New Jersey YMCAs also expanded meal distribution through Child and Adult Care Food Program and Summer Food Service Program channels. New Jersey YMCAs provided 724,342 CACFP/SFSP meals from March to December 2020. They also provided an additional 223,612 CACFP/SFSP meals from April – August 2021. Altogether, YMCAs provided 2,251,769 meals through federal meal programs, grant-funded programs and community/restaurant partnerships.
As we plan for our continued support for schools, families and communities, the New Jersey YMCAs will continue to focus on youth development and community support. The Ys are ensuring our childcare centers are open and ready to support children and families during the school year and throughout the summer. We continue to advocate for affordable childcare for all. We continue to strive to support the whole child, from pre-K through high school.

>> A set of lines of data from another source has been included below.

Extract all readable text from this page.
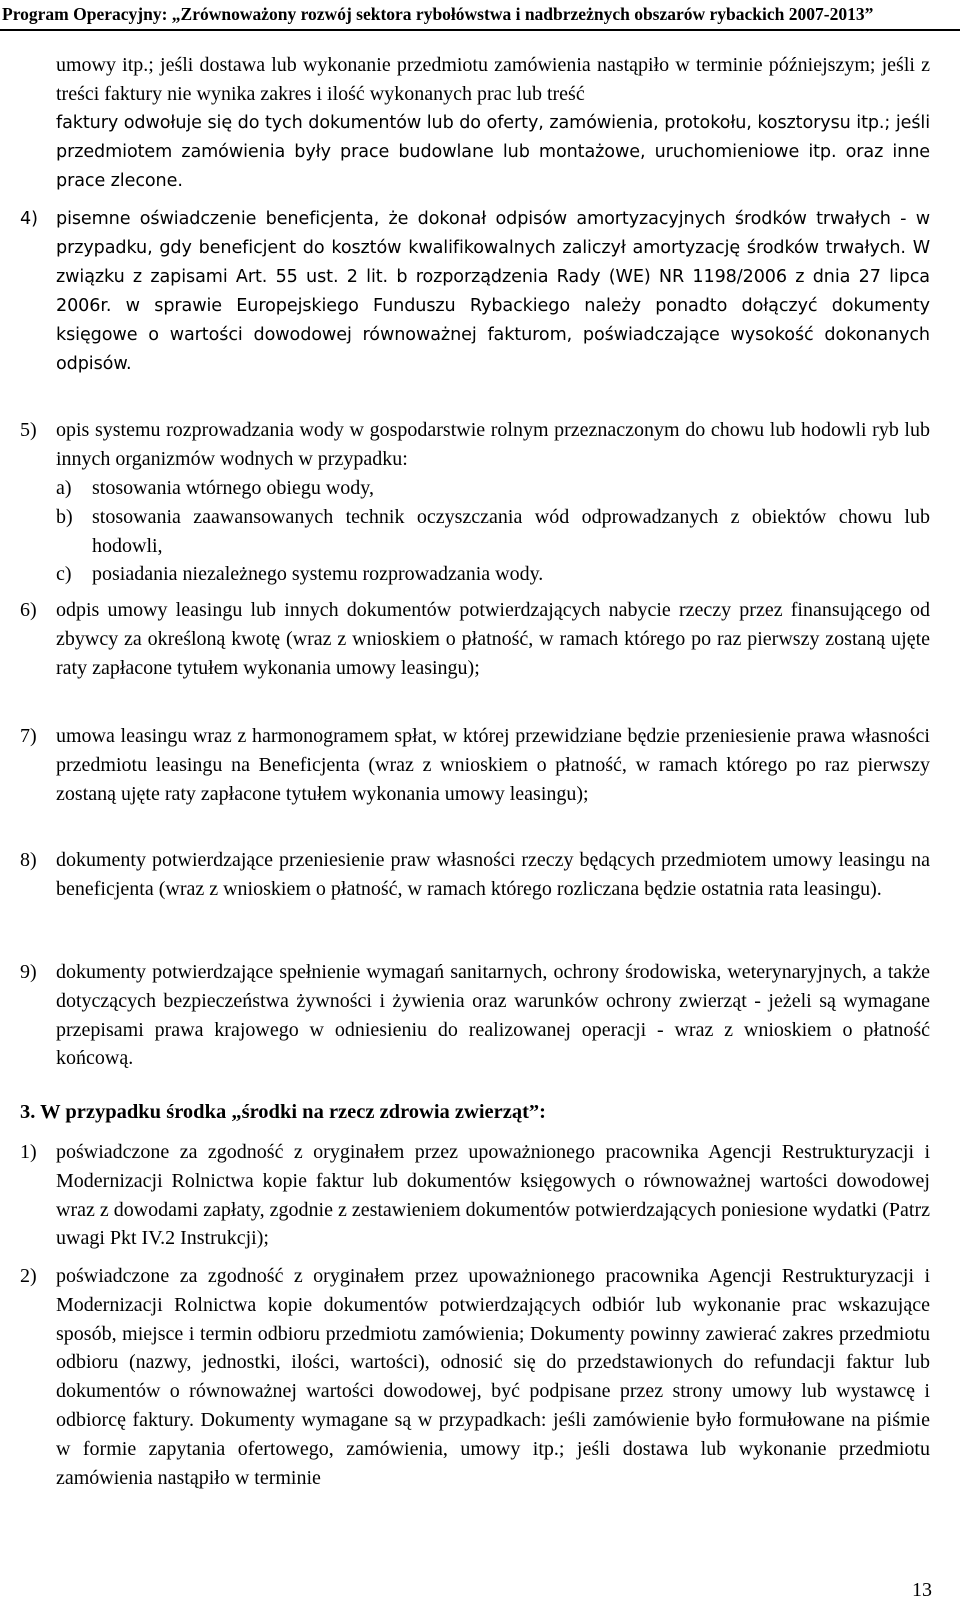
Program Operacyjny: „Zrównoważony rozwój sektora rybołówstwa i nadbrzeżnych obszarów rybackich 2007-2013”

umowy itp.; jeśli dostawa lub wykonanie przedmiotu zamówienia nastąpiło w terminie późniejszym; jeśli z treści faktury nie wynika zakres i ilość wykonanych prac lub treść

faktury odwołuje się do tych dokumentów lub do oferty, zamówienia, protokołu, kosztorysu itp.; jeśli przedmiotem zamówienia były prace budowlane lub montażowe, uruchomieniowe itp. oraz inne prace zlecone.

4) pisemne oświadczenie beneficjenta, że dokonał odpisów amortyzacyjnych środków trwałych - w przypadku, gdy beneficjent do kosztów kwalifikowalnych zaliczył amortyzację środków trwałych. W związku z zapisami Art. 55 ust. 2 lit. b rozporządzenia Rady (WE) NR 1198/2006 z dnia 27 lipca 2006r. w sprawie Europejskiego Funduszu Rybackiego należy ponadto dołączyć dokumenty księgowe o wartości dowodowej równoważnej fakturom, poświadczające wysokość dokonanych odpisów.

5) opis systemu rozprowadzania wody w gospodarstwie rolnym przeznaczonym do chowu lub hodowli ryb lub innych organizmów wodnych w przypadku:

a) stosowania wtórnego obiegu wody,

b) stosowania zaawansowanych technik oczyszczania wód odprowadzanych z obiektów chowu lub hodowli,

c) posiadania niezależnego systemu rozprowadzania wody.

6) odpis umowy leasingu lub innych dokumentów potwierdzających nabycie rzeczy przez finansującego od zbywcy za określoną kwotę (wraz z wnioskiem o płatność, w ramach którego po raz pierwszy zostaną ujęte raty zapłacone tytułem wykonania umowy leasingu);

7) umowa leasingu wraz z harmonogramem spłat, w której przewidziane będzie przeniesienie prawa własności przedmiotu leasingu na Beneficjenta (wraz z wnioskiem o płatność, w ramach którego po raz pierwszy zostaną ujęte raty zapłacone tytułem wykonania umowy leasingu);

8) dokumenty potwierdzające przeniesienie praw własności rzeczy będących przedmiotem umowy leasingu na beneficjenta (wraz z wnioskiem o płatność, w ramach którego rozliczana będzie ostatnia rata leasingu).

9) dokumenty potwierdzające spełnienie wymagań sanitarnych, ochrony środowiska, weterynaryjnych, a także dotyczących bezpieczeństwa żywności i żywienia oraz warunków ochrony zwierząt - jeżeli są wymagane przepisami prawa krajowego w odniesieniu do realizowanej operacji - wraz z wnioskiem o płatność końcową.

3. W przypadku środka „środki na rzecz zdrowia zwierząt”:
1) poświadczone za zgodność z oryginałem przez upoważnionego pracownika Agencji Restrukturyzacji i Modernizacji Rolnictwa kopie faktur lub dokumentów księgowych o równoważnej wartości dowodowej wraz z dowodami zapłaty, zgodnie z zestawieniem dokumentów potwierdzających poniesione wydatki (Patrz uwagi Pkt IV.2 Instrukcji);

2) poświadczone za zgodność z oryginałem przez upoważnionego pracownika Agencji Restrukturyzacji i Modernizacji Rolnictwa kopie dokumentów potwierdzających odbiór lub wykonanie prac wskazujące sposób, miejsce i termin odbioru przedmiotu zamówienia; Dokumenty powinny zawierać zakres przedmiotu odbioru (nazwy, jednostki, ilości, wartości), odnosić się do przedstawionych do refundacji faktur lub dokumentów o równoważnej wartości dowodowej, być podpisane przez strony umowy lub wystawcę i odbiorcę faktury. Dokumenty wymagane są w przypadkach: jeśli zamówienie było formułowane na piśmie w formie zapytania ofertowego, zamówienia, umowy itp.; jeśli dostawa lub wykonanie przedmiotu zamówienia nastąpiło w terminie

13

We integrate best practices for the whole child including physical activity, nutrition, social and emotional learning, character development and STEAM enrichment in our programs. At the core is our staff who are critical role models for our children. Training and professional development are a priority, so our staff have the skills to plan and lead activities that support the child’s physical and social-emotional needs.
Many are saying “welcome back” but for children, families and schools, we never left. We are and continue to be for youth development, healthy living and social responsibility. We are always ready to work with our partners to support strong, healthy, thriving communities, with our schools and YMCAs at the core.